ISSS608 2016 17T1 Group2 Proposal
|
|
|
|
Background
Cancer remains an important cause of death around the world. One of 5 people is killed by cancer each year in the United States, and the number in the world is 100-350 per 100000. The risk of cancer increases significantly with age and many cancers occur more commonly in developed countries. Rates are increasing as more people live to an old age and as lifestyle changes occur in the developing world.
Data Source
Our data is extracted from https://wonder.cdc.gov/cancer.html.
The dataset includes the following variables:
- Cancer Sites: There are 20 leading cancer sites and 4 hierarchies in total.
- Age_Group: The group standard was 5 years in one group. The details are <1 year, 1-4 years, 5-9 years, 10-14 years, 15-19 years, 20-24 years, 25-29 years, 30-34 years, 35-39 years, 40-44 years, 45-49 years, 50-54 years, 55-59 years, 60-64 years, 65-69 years, 70-74 years, 75-79 years, 80-84 years, 85+ years.
- Region: The United States is split into 4 regions: Northeast, Midwest, South and West.

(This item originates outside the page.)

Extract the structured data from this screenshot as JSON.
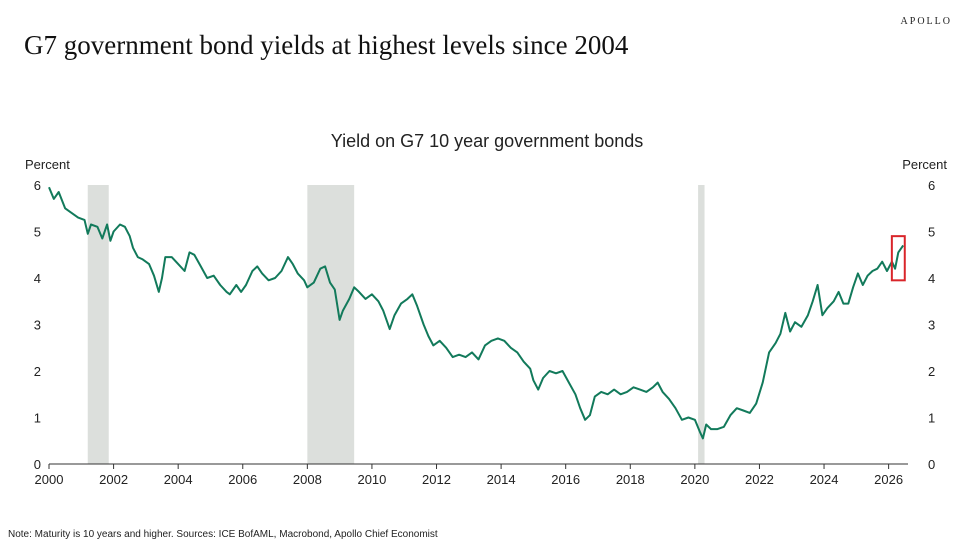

- States: All 50 states and the District of Columbia are represented for all years. Data for Puerto Rico are available for years 2006 and later.
- Sex: Female and male.
- Race: There are 4 racial categories included in the data: "American Indian or Alaska Native," "Asian or Pacific Islander," "Black or African American," and "White."
- Incidence Counts: The number of diagnoses of cancer in living persons.
- Death Counts: The number of deaths.
- Age-Adjusted Rates for Incidence and Mortality: Age-adjusted rates are calculated with age distribution ratios from the world standard million population, and the rates are shown per 100,000 population.
An age-adjusted rate is a weighted average of the age-specific (crude) rates, where the weights are the proportions of persons in the corresponding age groups of a standard million population. The potential confounding effect of age is reduced when comparing age-adjusted rates computed using the same standard million population.
Objectives
- Explore relations among demographics(e.g. gender, age and others) and various cancers.
- Provide people related information about cancers.
Timeline
Challenges
- Data Acquisition: The website we acquired our data has maximum limitation, and at most 5 variables could be got once.
- Visualization Process: Data should be transformed into suitable form.